20.06 – 4a e ultima tappa: Ciconicco-Pisa. Arriva il momento di apprezzare il Forza nei trasferimenti: ho appuntamento per pranzo sulle colline fuori Verona (zona di Fumane-Molina-Gorgusello-Breonio, dove saremo a pranzo, appunto). Contravvenendo alla mia idea di avere la “geografia in testa” metto il navigatore, che dimostra di funzionare egregiamente (qui l’anello debole in realtà è il telefono, che comincia a essere un po’ datato e con la batteria insufficiente per un uso del genere…): alle 12 sono da Roberto e la moglie Paola – siamo tutti in un bagno di sudore, ma felici di rivederci finalmente di persona. Lascio il Forza sulla strada principale: trovato uno spiazzo in pendenza non mi faccio problemi e scopro l’ulteriore comodità del freno a mano. Anche qui tutto passa troppo veloce e sono fuori rispetto alla mia tabella di marcia di almeno un’ora. L’unica cosa che mi consola sono le giornate lunghe (anche se ho già apprezzato qualche pezzo in notturna, di ritorno dalle cene in Valsugana, su Trento…).
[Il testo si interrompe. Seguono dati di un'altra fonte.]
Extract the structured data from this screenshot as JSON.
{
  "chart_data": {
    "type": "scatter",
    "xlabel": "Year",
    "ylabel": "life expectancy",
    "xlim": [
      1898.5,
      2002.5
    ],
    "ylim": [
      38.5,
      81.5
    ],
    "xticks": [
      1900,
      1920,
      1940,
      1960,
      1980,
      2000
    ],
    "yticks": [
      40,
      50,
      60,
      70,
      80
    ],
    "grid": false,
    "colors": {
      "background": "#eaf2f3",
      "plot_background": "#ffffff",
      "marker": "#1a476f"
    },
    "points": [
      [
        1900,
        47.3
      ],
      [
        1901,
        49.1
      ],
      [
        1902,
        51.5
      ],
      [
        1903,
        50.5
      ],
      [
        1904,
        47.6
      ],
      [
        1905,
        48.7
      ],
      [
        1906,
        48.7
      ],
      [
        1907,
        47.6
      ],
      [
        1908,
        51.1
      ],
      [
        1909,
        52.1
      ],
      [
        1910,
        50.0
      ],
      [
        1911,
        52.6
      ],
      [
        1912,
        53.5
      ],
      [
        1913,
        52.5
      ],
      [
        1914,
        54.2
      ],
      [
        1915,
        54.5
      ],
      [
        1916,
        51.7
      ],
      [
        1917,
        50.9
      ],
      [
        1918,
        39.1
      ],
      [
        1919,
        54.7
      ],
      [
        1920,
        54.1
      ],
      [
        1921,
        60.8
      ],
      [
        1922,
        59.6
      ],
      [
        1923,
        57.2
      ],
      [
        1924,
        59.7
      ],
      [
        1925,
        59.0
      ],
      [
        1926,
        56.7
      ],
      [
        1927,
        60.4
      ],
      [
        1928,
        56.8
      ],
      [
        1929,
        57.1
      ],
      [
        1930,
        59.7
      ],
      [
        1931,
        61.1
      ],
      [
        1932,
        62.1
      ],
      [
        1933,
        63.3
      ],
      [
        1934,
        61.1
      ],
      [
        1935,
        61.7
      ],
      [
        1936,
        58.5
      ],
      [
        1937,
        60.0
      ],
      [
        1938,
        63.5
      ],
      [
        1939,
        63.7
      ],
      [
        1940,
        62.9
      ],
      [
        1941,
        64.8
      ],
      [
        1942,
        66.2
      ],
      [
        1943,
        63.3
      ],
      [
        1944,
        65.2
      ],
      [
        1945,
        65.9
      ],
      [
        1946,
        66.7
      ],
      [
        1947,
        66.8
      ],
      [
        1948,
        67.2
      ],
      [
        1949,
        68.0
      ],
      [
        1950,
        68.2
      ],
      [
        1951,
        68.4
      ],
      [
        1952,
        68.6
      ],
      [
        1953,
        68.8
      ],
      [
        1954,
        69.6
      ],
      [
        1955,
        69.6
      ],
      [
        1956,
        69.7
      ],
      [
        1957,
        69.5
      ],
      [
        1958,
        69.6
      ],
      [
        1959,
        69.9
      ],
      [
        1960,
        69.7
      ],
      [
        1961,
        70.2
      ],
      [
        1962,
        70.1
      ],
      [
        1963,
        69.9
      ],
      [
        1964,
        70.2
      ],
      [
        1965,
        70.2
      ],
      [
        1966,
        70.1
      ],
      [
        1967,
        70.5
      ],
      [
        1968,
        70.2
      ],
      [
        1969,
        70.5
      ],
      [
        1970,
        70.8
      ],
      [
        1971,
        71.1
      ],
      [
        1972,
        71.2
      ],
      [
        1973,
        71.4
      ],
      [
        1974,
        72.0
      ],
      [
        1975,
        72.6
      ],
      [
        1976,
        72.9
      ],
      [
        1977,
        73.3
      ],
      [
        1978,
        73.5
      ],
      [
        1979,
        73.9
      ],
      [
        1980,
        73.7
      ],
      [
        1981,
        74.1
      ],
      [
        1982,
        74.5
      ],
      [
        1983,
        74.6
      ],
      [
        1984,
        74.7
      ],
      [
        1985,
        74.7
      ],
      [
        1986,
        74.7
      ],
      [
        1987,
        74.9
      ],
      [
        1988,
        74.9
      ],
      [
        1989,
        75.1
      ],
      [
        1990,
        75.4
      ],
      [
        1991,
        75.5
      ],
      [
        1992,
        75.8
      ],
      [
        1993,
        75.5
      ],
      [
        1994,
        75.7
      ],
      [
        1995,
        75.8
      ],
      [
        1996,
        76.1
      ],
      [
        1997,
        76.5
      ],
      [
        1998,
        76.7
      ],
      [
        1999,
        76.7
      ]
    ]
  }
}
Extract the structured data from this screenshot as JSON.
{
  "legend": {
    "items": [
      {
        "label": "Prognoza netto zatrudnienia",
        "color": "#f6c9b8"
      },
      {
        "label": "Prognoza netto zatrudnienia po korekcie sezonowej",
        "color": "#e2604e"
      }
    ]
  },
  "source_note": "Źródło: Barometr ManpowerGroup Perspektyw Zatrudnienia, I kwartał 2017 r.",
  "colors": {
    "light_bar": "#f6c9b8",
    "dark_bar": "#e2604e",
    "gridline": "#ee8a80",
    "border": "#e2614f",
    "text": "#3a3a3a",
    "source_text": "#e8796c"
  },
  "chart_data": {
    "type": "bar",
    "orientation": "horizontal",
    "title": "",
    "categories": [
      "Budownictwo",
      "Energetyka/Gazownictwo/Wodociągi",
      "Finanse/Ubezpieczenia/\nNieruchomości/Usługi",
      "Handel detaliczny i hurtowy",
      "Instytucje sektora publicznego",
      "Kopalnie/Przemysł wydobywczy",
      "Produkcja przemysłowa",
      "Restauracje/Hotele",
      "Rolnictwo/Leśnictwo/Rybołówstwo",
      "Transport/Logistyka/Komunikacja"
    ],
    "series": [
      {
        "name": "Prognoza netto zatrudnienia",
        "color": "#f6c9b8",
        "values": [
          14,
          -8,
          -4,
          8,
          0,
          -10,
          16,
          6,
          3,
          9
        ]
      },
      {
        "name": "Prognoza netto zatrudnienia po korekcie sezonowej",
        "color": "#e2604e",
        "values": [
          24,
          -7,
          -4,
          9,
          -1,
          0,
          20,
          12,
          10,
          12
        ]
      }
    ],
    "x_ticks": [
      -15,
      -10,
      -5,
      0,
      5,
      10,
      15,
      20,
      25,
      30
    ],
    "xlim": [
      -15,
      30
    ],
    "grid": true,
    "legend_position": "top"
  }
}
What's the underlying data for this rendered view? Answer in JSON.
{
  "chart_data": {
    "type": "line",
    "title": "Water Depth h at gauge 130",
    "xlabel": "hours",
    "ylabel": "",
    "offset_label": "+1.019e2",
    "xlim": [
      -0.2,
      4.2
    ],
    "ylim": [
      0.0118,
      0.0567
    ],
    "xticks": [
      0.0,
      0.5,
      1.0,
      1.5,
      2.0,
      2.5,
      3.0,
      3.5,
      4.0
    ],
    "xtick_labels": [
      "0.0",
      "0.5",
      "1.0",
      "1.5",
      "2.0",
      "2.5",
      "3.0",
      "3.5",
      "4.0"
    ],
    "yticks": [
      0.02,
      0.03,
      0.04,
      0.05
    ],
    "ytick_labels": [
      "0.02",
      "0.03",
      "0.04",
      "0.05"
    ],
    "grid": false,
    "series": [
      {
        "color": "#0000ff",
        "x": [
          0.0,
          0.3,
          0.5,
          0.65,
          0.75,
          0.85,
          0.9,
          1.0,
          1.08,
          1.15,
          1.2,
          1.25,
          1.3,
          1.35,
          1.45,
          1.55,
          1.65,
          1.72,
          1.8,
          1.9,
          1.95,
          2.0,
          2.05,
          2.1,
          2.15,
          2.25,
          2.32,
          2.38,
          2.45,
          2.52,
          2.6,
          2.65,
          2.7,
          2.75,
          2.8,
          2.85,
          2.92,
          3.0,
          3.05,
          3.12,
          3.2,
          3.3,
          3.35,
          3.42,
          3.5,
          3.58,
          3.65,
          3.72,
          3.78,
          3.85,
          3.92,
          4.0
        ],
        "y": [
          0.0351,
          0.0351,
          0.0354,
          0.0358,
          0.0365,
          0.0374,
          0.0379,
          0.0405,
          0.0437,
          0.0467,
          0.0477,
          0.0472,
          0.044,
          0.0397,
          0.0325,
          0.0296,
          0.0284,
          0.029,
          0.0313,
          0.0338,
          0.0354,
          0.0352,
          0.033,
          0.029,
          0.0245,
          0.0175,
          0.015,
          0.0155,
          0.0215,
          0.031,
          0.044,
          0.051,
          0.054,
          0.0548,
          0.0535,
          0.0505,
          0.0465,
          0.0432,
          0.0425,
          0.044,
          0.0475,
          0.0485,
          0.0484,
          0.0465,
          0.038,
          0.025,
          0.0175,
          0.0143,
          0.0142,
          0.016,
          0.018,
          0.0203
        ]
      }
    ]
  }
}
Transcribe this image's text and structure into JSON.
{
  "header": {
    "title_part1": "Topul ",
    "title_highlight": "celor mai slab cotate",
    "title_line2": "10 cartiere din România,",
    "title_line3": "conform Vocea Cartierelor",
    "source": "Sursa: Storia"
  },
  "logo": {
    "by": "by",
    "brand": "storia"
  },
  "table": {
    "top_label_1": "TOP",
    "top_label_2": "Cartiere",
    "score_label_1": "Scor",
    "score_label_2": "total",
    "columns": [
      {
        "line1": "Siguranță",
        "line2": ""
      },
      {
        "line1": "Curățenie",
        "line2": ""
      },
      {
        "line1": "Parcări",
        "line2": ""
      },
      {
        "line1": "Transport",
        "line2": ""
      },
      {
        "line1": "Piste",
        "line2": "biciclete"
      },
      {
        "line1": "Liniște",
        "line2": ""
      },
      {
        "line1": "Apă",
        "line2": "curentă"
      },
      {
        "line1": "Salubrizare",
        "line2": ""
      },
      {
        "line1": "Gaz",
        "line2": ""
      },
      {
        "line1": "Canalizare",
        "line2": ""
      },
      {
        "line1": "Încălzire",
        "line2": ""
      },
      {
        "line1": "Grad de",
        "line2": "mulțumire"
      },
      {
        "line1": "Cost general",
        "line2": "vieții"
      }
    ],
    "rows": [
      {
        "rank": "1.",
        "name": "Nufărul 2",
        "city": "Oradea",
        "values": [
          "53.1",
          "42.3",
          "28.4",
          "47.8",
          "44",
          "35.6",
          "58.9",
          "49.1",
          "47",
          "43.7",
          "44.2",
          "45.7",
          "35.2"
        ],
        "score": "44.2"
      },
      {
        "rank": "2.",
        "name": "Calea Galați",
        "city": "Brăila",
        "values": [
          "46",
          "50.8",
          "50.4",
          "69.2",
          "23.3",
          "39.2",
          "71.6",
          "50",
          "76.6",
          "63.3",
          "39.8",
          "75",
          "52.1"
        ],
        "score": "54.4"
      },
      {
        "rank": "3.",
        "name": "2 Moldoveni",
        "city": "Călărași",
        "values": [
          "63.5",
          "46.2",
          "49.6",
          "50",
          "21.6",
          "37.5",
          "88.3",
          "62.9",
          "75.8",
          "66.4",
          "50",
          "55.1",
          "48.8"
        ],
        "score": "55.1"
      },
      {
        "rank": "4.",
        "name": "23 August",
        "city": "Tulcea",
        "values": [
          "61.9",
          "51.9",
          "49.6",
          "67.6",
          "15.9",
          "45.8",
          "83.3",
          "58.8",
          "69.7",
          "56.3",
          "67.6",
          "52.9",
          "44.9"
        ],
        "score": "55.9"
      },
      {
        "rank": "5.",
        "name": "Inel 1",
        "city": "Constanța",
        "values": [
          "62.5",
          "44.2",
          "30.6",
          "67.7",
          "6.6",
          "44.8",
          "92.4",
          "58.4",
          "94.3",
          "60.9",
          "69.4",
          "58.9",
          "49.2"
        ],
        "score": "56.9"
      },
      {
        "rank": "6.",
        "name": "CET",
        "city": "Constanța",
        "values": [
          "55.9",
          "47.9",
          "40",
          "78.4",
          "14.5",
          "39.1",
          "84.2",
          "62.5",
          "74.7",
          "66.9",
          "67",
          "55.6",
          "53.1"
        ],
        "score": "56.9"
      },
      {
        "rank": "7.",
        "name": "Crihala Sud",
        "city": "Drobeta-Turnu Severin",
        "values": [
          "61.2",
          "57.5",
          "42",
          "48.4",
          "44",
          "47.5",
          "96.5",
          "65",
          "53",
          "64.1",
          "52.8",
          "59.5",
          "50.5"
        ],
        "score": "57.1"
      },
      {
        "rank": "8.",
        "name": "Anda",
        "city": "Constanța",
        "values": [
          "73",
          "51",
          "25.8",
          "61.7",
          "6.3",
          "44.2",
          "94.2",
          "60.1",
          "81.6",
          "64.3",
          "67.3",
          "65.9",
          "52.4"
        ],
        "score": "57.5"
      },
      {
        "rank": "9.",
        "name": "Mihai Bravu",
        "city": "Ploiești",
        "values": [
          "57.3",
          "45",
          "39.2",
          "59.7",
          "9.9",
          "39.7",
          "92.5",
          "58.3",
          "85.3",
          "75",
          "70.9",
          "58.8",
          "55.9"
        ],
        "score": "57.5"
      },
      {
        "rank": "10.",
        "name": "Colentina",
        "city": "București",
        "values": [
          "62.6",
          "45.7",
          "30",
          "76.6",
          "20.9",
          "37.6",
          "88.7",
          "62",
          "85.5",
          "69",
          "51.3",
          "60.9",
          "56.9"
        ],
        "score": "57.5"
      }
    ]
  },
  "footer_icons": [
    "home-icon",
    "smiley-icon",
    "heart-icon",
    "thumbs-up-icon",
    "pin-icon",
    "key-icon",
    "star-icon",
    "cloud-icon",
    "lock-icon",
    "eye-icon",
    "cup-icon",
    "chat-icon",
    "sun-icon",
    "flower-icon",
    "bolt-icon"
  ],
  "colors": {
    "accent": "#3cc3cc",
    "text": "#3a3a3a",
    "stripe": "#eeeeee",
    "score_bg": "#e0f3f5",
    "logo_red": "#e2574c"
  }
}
Saluto, faticando ad andarmene, alle 16. Strada fantastica a scender da Breonio e giù verso la statale 12 che mi riporterà a casa. Qui lo dico: quando ho potuto ho “sparato” per macinare km (spero di non aver beccato dei velox nascosti…). Passo Modena e mi sento “a casa”; mi fermo a far benzina (non ho contato quante volte l’ho fatta ma posso assicurare che sono poche e l’indicazione – pur “impazzita” a un certo punto – sul consumo medio è abbastanza fedele alla realtà…): finalmente mi rimetto sull’Appennino in direzione Abetone e arrivò lì – da una “allungatoia” (devo aver sbagliato qualche bivio) – alle 19,30, al fresco dei 1.400 m. sul livello del mare (il termometro della strumentazione di bordo segna 18 gradi, un sogno – mi verrebbe da dire a mia moglie: vieni su tu anziché giù io…). Le ultime curve le faccio davvero da “assatanato” con pieghe e contropieghe “orecchie a terra”, ma il Forza non molla e anzi: più pieghi più sembra rispondere meglio. Soddisfazione. Scendo. Mia moglie che sento al telefono per dirle che farò un pochino più tardi, mi dice di non correre e così faccio, godendomi questo scampolo di gita, con un’ultima immagine che mi si stampa nella mente: alla luce del tramonto, ormai alle porte di Lucca, le acque del Serchio immobili, a far da specchio al “ponte del Diavolo” o della Maddalena (questo, per chi non lo conoscesse). Uno spettacolo assoluto per quella immagine speculare perfetta nelle acque ferme. Alle 21 sono a casa, stanco della galoppata, ma felice per quello che sempre più mi sembra un acquisto azzeccato.